Still, Moyo insists that it is trade and not aid that Africa needs. And she’s also a big proponent of microfinancing. “The good news is that we have alternatives,” she says. “Africa doesn’t have to go and re-create the wheel.”

Filed under: Africa
soundoff (7 Responses)
  1. Jeff Beyers

    Info good
    please send relevent information to my email address

    June 9, 2009 at 12:51 am |
  2. II

    Every year Millions and Millions of dollars of aid money goes into Africa and I'm still waiting for the results....For God's Sake when will we not need the aid when we see Judgement Day.

    April 21, 2009 at 12:33 pm |
  3. TorontoGril101

    As African I completely agree with her. We us africans don't need aid to our contries, but rather investments in our schools, hospital and farms i.e..provide us with farm equipment and we will do the rest of it.

    Thank You.

    April 21, 2009 at 12:04 pm |
  4. mark in toronto

    aid is a stop-gap/bandaid solution, trade is a lasting solution. both needs to be done simultaneously with the phasing out of aid as trade rises to make it unnecessary. Ms Moyo has a cogent mind but her thinking is autistic. the work Bono and many aid organization do saves lives now while autistic intellectuals pontificate about what should be done. In addition to saving lives so that they will survive to hopefully trade, Bono, etc work serve to help us all to connect with the fact that we are a SINGLE SPECIES and the primitive egotistic fantasy/fiction that we should not care for others among our species is backwards at best.

    In sum trade is better than aid, but in the absence of trade all we are left with for now is aid.

    thanks lola for the story.

    April 8, 2009 at 2:58 pm |
  5. terry

    The book talks about how trade and business will save africa. people forget Business is about making money nothing more nothing less. She says that $100 billion in trade to africa makes more of an impact, it would except for the fact that nearly all of this is oil and naturel resources. Which oil company will build clinics and buy fertizer for farmers – none. which business has it in their business plan to help farmers or clinics none.

    Every government is corrupt look at the previous U.S president, who gave contracts to halliburton, or favoured healthcare companies, it does not mean all the government is corrupt , or that you stop dealing with that country.

    March 28, 2009 at 8:14 am |
  6. Purnell, Kankakee, IL.

    There is no honor in giving people aid only to make deals with thier sad governments so that you can buy up thier resources for pennies on the dollar! The raping of these countries need to stop right now! Corporations have run amuck in driving these countries into debt so that they can get at thier resources!

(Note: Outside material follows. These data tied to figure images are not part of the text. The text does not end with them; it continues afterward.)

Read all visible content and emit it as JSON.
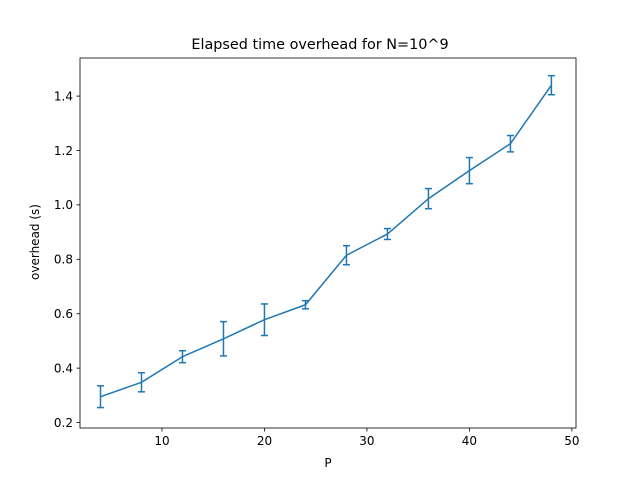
{
  "chart_data": {
    "type": "line",
    "title": "Elapsed time overhead for N=10^9",
    "xlabel": "P",
    "ylabel": "overhead (s)",
    "xlim": [
      2,
      50.4
    ],
    "ylim": [
      0.18,
      1.54
    ],
    "xticks": [
      10,
      20,
      30,
      40,
      50
    ],
    "yticks": [
      0.2,
      0.4,
      0.6,
      0.8,
      1.0,
      1.2,
      1.4
    ],
    "xtick_labels": [
      "10",
      "20",
      "30",
      "40",
      "50"
    ],
    "ytick_labels": [
      "0.2",
      "0.4",
      "0.6",
      "0.8",
      "1.0",
      "1.2",
      "1.4"
    ],
    "grid": false,
    "series": [
      {
        "color": "#1f77b4",
        "x": [
          4,
          8,
          12,
          16,
          20,
          24,
          28,
          32,
          36,
          40,
          44,
          48
        ],
        "y": [
          0.295,
          0.348,
          0.442,
          0.508,
          0.578,
          0.633,
          0.815,
          0.893,
          1.023,
          1.126,
          1.225,
          1.44
        ],
        "yerr": [
          0.04,
          0.035,
          0.022,
          0.063,
          0.058,
          0.015,
          0.035,
          0.02,
          0.037,
          0.048,
          0.03,
          0.035
        ]
      }
    ]
  }
}
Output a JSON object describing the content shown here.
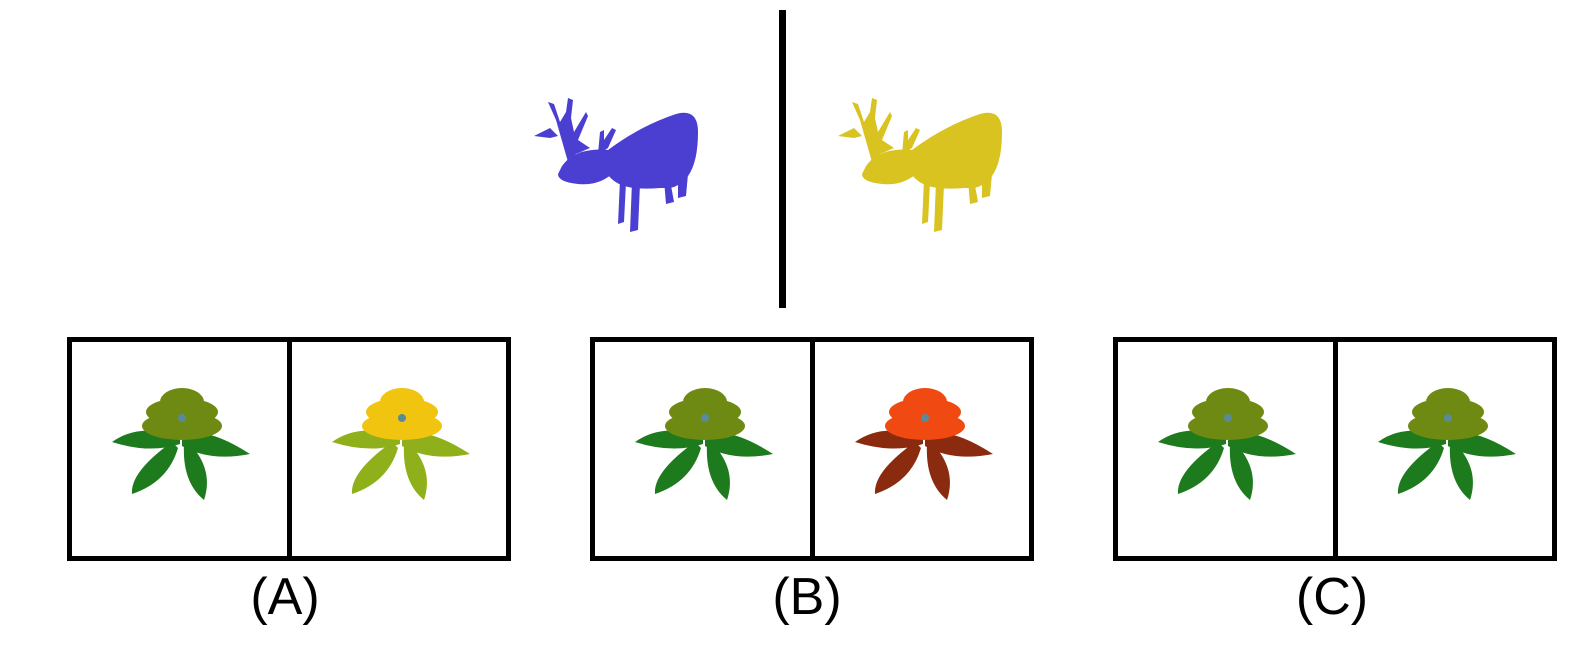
{
  "example": {
    "source_color": "#4b3fd1",
    "target_color": "#d8c320",
    "source_icon": "deer-icon",
    "target_icon": "deer-icon"
  },
  "options": [
    {
      "label": "(A)",
      "left_petal": "#6f8a12",
      "left_leaf": "#1d7a1d",
      "right_petal": "#f1c40f",
      "right_leaf": "#8fb01a",
      "icon": "flower-icon"
    },
    {
      "label": "(B)",
      "left_petal": "#6f8a12",
      "left_leaf": "#1d7a1d",
      "right_petal": "#f04a12",
      "right_leaf": "#8a2a0e",
      "icon": "flower-icon"
    },
    {
      "label": "(C)",
      "left_petal": "#6f8a12",
      "left_leaf": "#1d7a1d",
      "right_petal": "#6f8a12",
      "right_leaf": "#1d7a1d",
      "icon": "flower-icon"
    }
  ]
}
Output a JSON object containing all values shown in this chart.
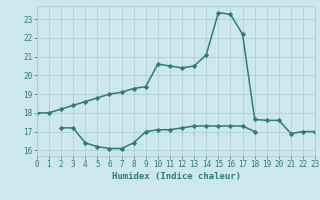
{
  "x": [
    0,
    1,
    2,
    3,
    4,
    5,
    6,
    7,
    8,
    9,
    10,
    11,
    12,
    13,
    14,
    15,
    16,
    17,
    18,
    19,
    20,
    21,
    22,
    23
  ],
  "line1": [
    18.0,
    18.0,
    18.2,
    18.4,
    18.6,
    18.8,
    19.0,
    19.1,
    19.3,
    19.4,
    20.6,
    20.5,
    20.4,
    20.5,
    21.1,
    23.35,
    23.25,
    22.2,
    17.65,
    17.6,
    17.6,
    16.9,
    17.0,
    17.0
  ],
  "line2": [
    null,
    null,
    17.2,
    17.2,
    16.4,
    16.2,
    16.1,
    16.1,
    16.4,
    17.0,
    17.1,
    17.1,
    17.2,
    17.3,
    17.3,
    17.3,
    17.3,
    17.3,
    17.0,
    null,
    null,
    null,
    null,
    null
  ],
  "xlim": [
    0,
    23
  ],
  "ylim": [
    15.7,
    23.7
  ],
  "yticks": [
    16,
    17,
    18,
    19,
    20,
    21,
    22,
    23
  ],
  "xticks": [
    0,
    1,
    2,
    3,
    4,
    5,
    6,
    7,
    8,
    9,
    10,
    11,
    12,
    13,
    14,
    15,
    16,
    17,
    18,
    19,
    20,
    21,
    22,
    23
  ],
  "xlabel": "Humidex (Indice chaleur)",
  "line_color": "#2e7d6e",
  "bg_color": "#cce8ea",
  "grid_color": "#aacccc",
  "marker": "D",
  "markersize": 2.2,
  "linewidth": 1.1
}
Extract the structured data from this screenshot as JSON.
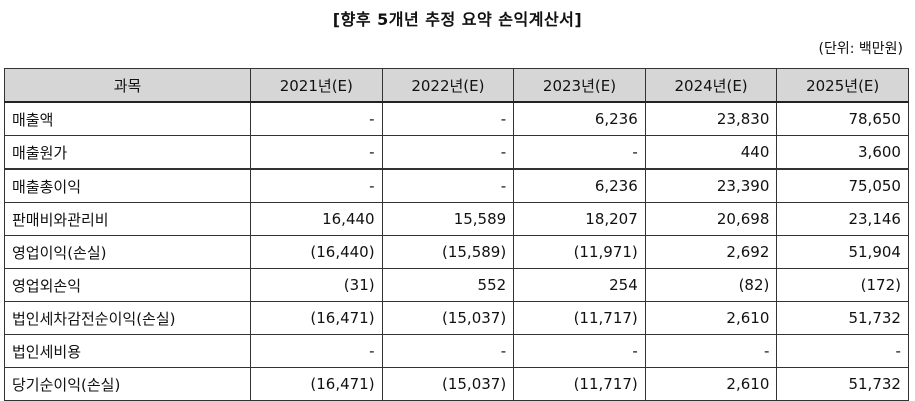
{
  "title": "[향후 5개년 추정 요약 손익계산서]",
  "unit": "(단위: 백만원)",
  "table": {
    "headers": [
      "과목",
      "2021년(E)",
      "2022년(E)",
      "2023년(E)",
      "2024년(E)",
      "2025년(E)"
    ],
    "rows": [
      {
        "label": "매출액",
        "values": [
          "-",
          "-",
          "6,236",
          "23,830",
          "78,650"
        ]
      },
      {
        "label": "매출원가",
        "values": [
          "-",
          "-",
          "-",
          "440",
          "3,600"
        ]
      },
      {
        "label": "매출총이익",
        "values": [
          "-",
          "-",
          "6,236",
          "23,390",
          "75,050"
        ]
      },
      {
        "label": "판매비와관리비",
        "values": [
          "16,440",
          "15,589",
          "18,207",
          "20,698",
          "23,146"
        ]
      },
      {
        "label": "영업이익(손실)",
        "values": [
          "(16,440)",
          "(15,589)",
          "(11,971)",
          "2,692",
          "51,904"
        ]
      },
      {
        "label": "영업외손익",
        "values": [
          "(31)",
          "552",
          "254",
          "(82)",
          "(172)"
        ]
      },
      {
        "label": "법인세차감전순이익(손실)",
        "values": [
          "(16,471)",
          "(15,037)",
          "(11,717)",
          "2,610",
          "51,732"
        ]
      },
      {
        "label": "법인세비용",
        "values": [
          "-",
          "-",
          "-",
          "-",
          "-"
        ]
      },
      {
        "label": "당기순이익(손실)",
        "values": [
          "(16,471)",
          "(15,037)",
          "(11,717)",
          "2,610",
          "51,732"
        ]
      }
    ]
  }
}
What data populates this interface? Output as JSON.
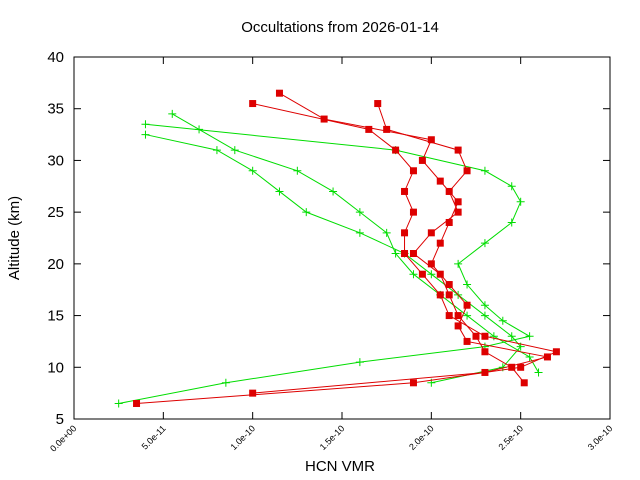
{
  "chart_data": {
    "type": "line",
    "title": "Occultations from 2026-01-14",
    "x_label": "HCN VMR",
    "y_label": "Altitude (km)",
    "xlim": [
      0,
      3e-10
    ],
    "ylim": [
      5,
      40
    ],
    "xticks": [
      {
        "value": 0,
        "label": "0.0e+00"
      },
      {
        "value": 5e-11,
        "label": "5.0e-11"
      },
      {
        "value": 1e-10,
        "label": "1.0e-10"
      },
      {
        "value": 1.5e-10,
        "label": "1.5e-10"
      },
      {
        "value": 2e-10,
        "label": "2.0e-10"
      },
      {
        "value": 2.5e-10,
        "label": "2.5e-10"
      },
      {
        "value": 3e-10,
        "label": "3.0e-10"
      }
    ],
    "yticks": [
      5,
      10,
      15,
      20,
      25,
      30,
      35,
      40
    ],
    "grid": false,
    "series": [
      {
        "color": "#00dd00",
        "marker": "plus",
        "x": [
          2.5e-11,
          8.5e-11,
          1.6e-10,
          2.3e-10,
          2.55e-10,
          2.4e-10,
          2.3e-10,
          2.2e-10,
          2.15e-10,
          2.3e-10,
          2.45e-10,
          2.5e-10,
          2.45e-10,
          2.3e-10,
          1.8e-10,
          4e-11
        ],
        "values": [
          6.5,
          8.5,
          10.5,
          12,
          13,
          14.5,
          16,
          18,
          20,
          22,
          24,
          26,
          27.5,
          29,
          31,
          33.5
        ]
      },
      {
        "color": "#00dd00",
        "marker": "plus",
        "x": [
          2e-10,
          2.4e-10,
          2.5e-10,
          2.45e-10,
          2.3e-10,
          2.15e-10,
          2e-10,
          1.85e-10,
          1.6e-10,
          1.3e-10,
          1.15e-10,
          1e-10,
          8e-11,
          4e-11
        ],
        "values": [
          8.5,
          10,
          12,
          13,
          15,
          17,
          19,
          21,
          23,
          25,
          27,
          29,
          31,
          32.5
        ]
      },
      {
        "color": "#00dd00",
        "marker": "plus",
        "x": [
          2.6e-10,
          2.55e-10,
          2.35e-10,
          2.2e-10,
          2.05e-10,
          1.9e-10,
          1.8e-10,
          1.75e-10,
          1.6e-10,
          1.45e-10,
          1.25e-10,
          9e-11,
          7e-11,
          5.5e-11
        ],
        "values": [
          9.5,
          11,
          13,
          15,
          17,
          19,
          21,
          23,
          25,
          27,
          29,
          31,
          33,
          34.5
        ]
      },
      {
        "color": "#dd0000",
        "marker": "square",
        "x": [
          3.5e-11,
          1.9e-10,
          2.5e-10,
          2.7e-10,
          2.3e-10,
          2.1e-10,
          2.05e-10,
          1.95e-10,
          1.85e-10,
          1.85e-10,
          1.9e-10,
          1.85e-10,
          1.9e-10,
          1.8e-10,
          1.65e-10,
          1e-10
        ],
        "values": [
          6.5,
          8.5,
          10,
          11.5,
          13,
          15,
          17,
          19,
          21,
          23,
          25,
          27,
          29,
          31,
          33,
          35.5
        ]
      },
      {
        "color": "#dd0000",
        "marker": "square",
        "x": [
          1e-10,
          2.3e-10,
          2.65e-10,
          2.2e-10,
          2.15e-10,
          2.2e-10,
          2.1e-10,
          2e-10,
          2.05e-10,
          2.1e-10,
          2.15e-10,
          2.05e-10,
          1.95e-10,
          2e-10,
          1.4e-10,
          1.15e-10
        ],
        "values": [
          7.5,
          9.5,
          11,
          12.5,
          14,
          16,
          18,
          20,
          22,
          24,
          26,
          28,
          30,
          32,
          34,
          36.5
        ]
      },
      {
        "color": "#dd0000",
        "marker": "square",
        "x": [
          2.52e-10,
          2.45e-10,
          2.3e-10,
          2.25e-10,
          2.15e-10,
          2.1e-10,
          2.05e-10,
          1.9e-10,
          2e-10,
          2.15e-10,
          2.1e-10,
          2.2e-10,
          2.15e-10,
          1.75e-10,
          1.7e-10
        ],
        "values": [
          8.5,
          10,
          11.5,
          13,
          15,
          17,
          19,
          21,
          23,
          25,
          27,
          29,
          31,
          33,
          35.5
        ]
      }
    ]
  }
}
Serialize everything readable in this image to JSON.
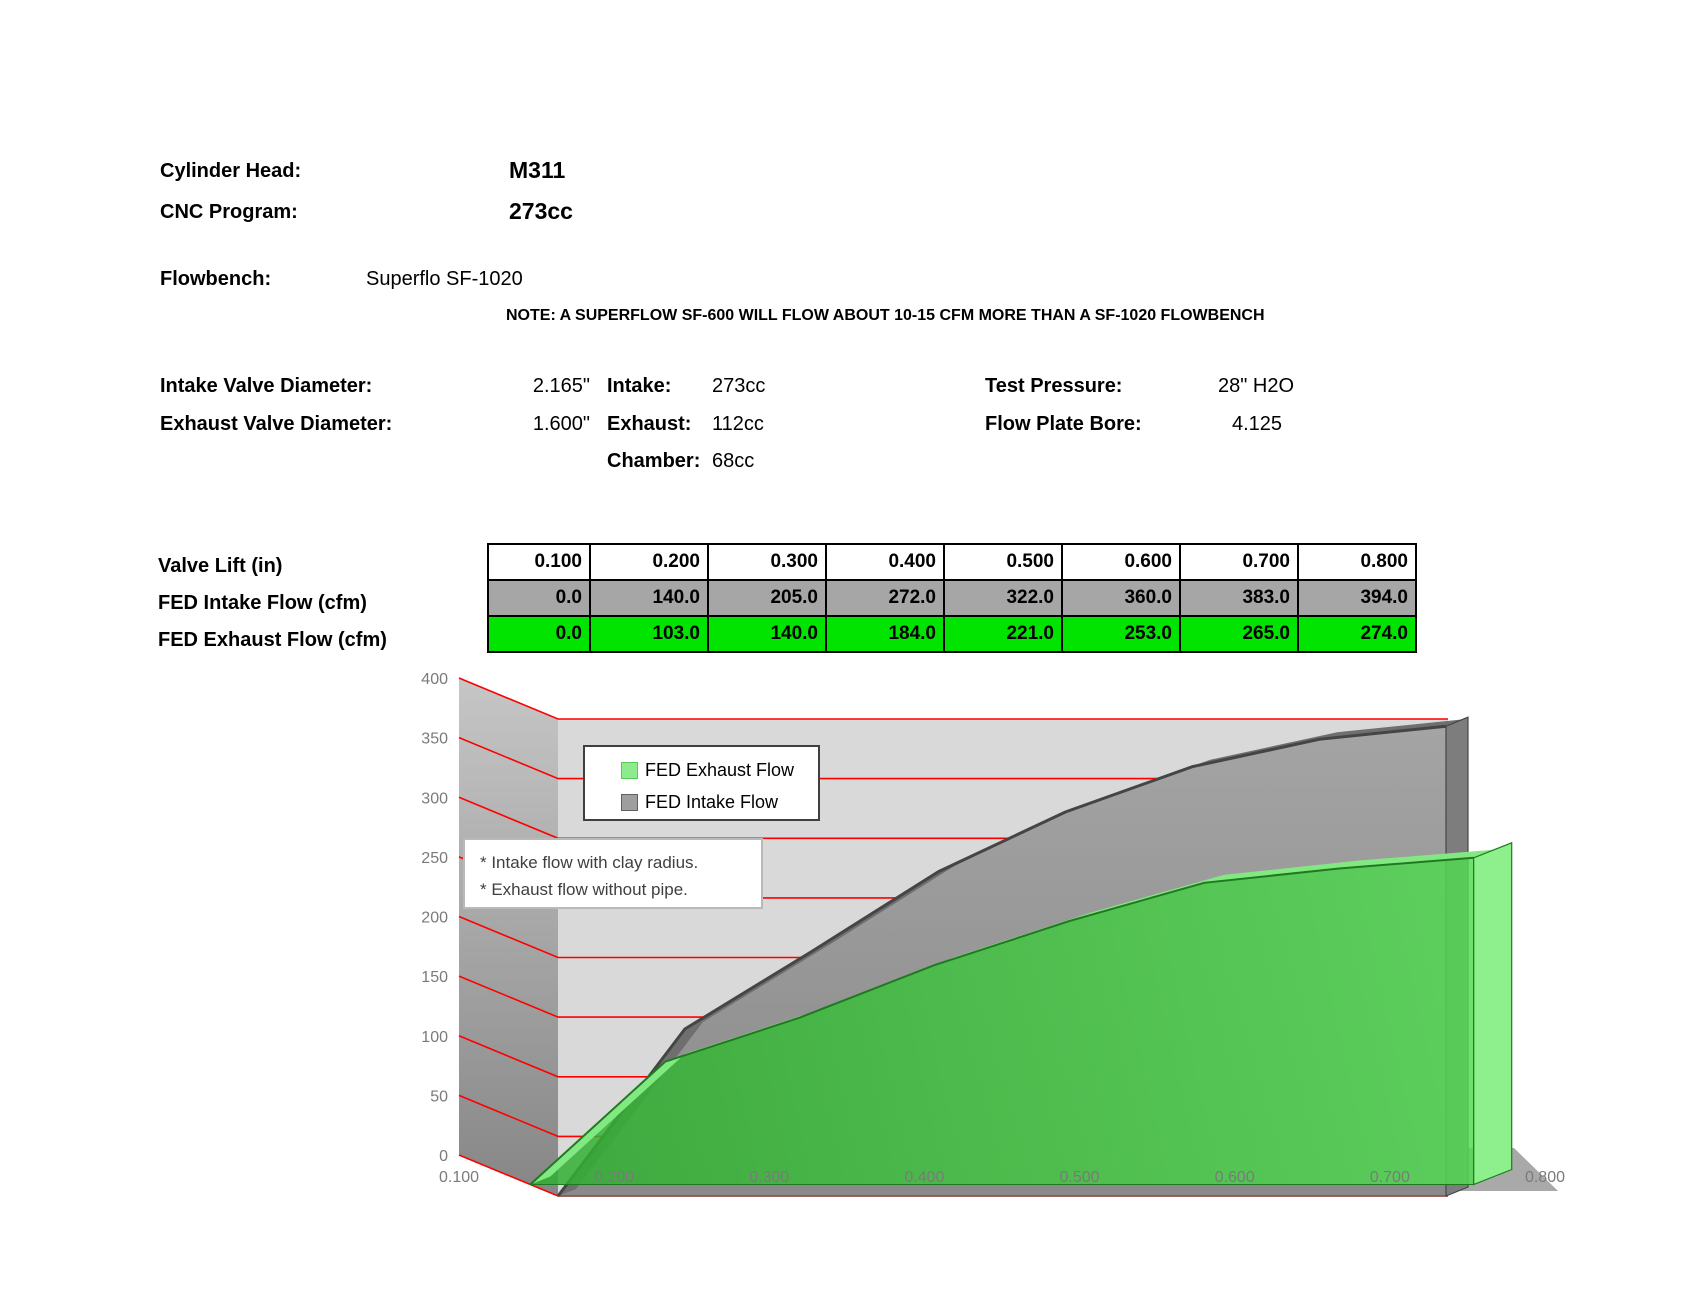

    March 27, 2009 at 10:57 am |
  7. Purnell, Kankakee, IL.

    She is completely right!

    The lady from Africa is right, when i found out that the U.S. and other first world countries pay African countries third wolrd countries not to grow their own food so that they will not be able to drive down prices in our markets I was totally pissed off. We have been praying on these countries for years, so that their weak leaders will take the money and sign over thier rights to what resources that they do have!

    I found that out in business school!

    We have become like the drug dealer down the street that give his future customer a sample, knowing full well that once that person comes down from thier high, they will want more money. And like many drug user once thier money runs out they will sell what ever they have for a faction of it’s ture value ans some thimes nothing, that is what many of our corporations are doing in these third world countries, getting them in debt and force them to sign over thier resources that they never developed, or we will call for the full payment of thier debts all at once!

    That is what happens when coporation buy up other countries water rights, in poor countries knowing full well that they can not afford to pay for water to drink!